The New York Times contacted the offices of the top election officials in every state on Monday and Tuesday to ask whether they suspected or had evidence of illegal voting. Officials in 45 states responded directly to The Times. For four of the remaining states, The Times spoke to other statewide officials or found public comments from secretaries of state; none reported any major voting issues.

Statewide officials in Texas did not respond to repeated inquiries. But a spokeswoman for the top elections official in Harris county, the largest county in Texas with a population greater than many states, said that there were only a few minor issues and that “we had a very seamless election”.

On Tuesday, the Republican lieutenant governor in Texas, Dan Patrick, announced a $1 million fund to reward reports of voter fraud.

Some states described small problems common to all elections, which they said they were addressing: a few instances of illegal or double voting, some technical glitches and some minor errors in math. Officials in all states are conducting their own review of the voting — a standard component of the certification process.

Perhaps none of the Trump campaign’s claims received more attention than an allegation made over the weekend in Pennsylvania by Rudolph W. Giuliani, the President’s personal lawyer. On Saturday, Giuliani held a news conference in the parking lot of a Philadelphia landscaping company and claimed that the election in the city had been rife with fraud.

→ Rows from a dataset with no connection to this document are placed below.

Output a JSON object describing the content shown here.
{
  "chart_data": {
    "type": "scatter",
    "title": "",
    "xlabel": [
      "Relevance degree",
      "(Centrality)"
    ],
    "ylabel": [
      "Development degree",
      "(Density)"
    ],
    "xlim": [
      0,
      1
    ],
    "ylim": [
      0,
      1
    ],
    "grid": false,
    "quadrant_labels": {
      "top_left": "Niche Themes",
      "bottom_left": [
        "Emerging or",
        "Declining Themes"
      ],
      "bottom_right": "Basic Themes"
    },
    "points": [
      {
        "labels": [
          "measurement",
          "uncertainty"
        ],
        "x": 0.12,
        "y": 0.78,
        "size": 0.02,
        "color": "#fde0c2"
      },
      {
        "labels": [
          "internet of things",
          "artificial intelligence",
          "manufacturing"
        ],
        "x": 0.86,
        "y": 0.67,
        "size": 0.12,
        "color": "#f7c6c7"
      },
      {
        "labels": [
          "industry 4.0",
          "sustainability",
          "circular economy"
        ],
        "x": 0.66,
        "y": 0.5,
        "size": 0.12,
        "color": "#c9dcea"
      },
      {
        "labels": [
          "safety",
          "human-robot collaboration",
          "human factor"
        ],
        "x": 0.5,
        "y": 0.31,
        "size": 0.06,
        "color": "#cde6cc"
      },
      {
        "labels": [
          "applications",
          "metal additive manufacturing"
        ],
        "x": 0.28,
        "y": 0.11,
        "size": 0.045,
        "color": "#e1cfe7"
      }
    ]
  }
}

The office of the state’s top law enforcement official said that there was no evidence to support Giuliani’s claims, and that the election in the state was “fair and secure”.

“Many of the claims against the commonwealth have already been dismissed, and repeating these false attacks is reckless,” said Jacklin Rhoads, a spokeswoman for Josh Shapiro, a Democrat who is Pennsylvania’s attorney- general.

“No active lawsuit even alleges, and no evidence presented so far has shown, widespread problems.”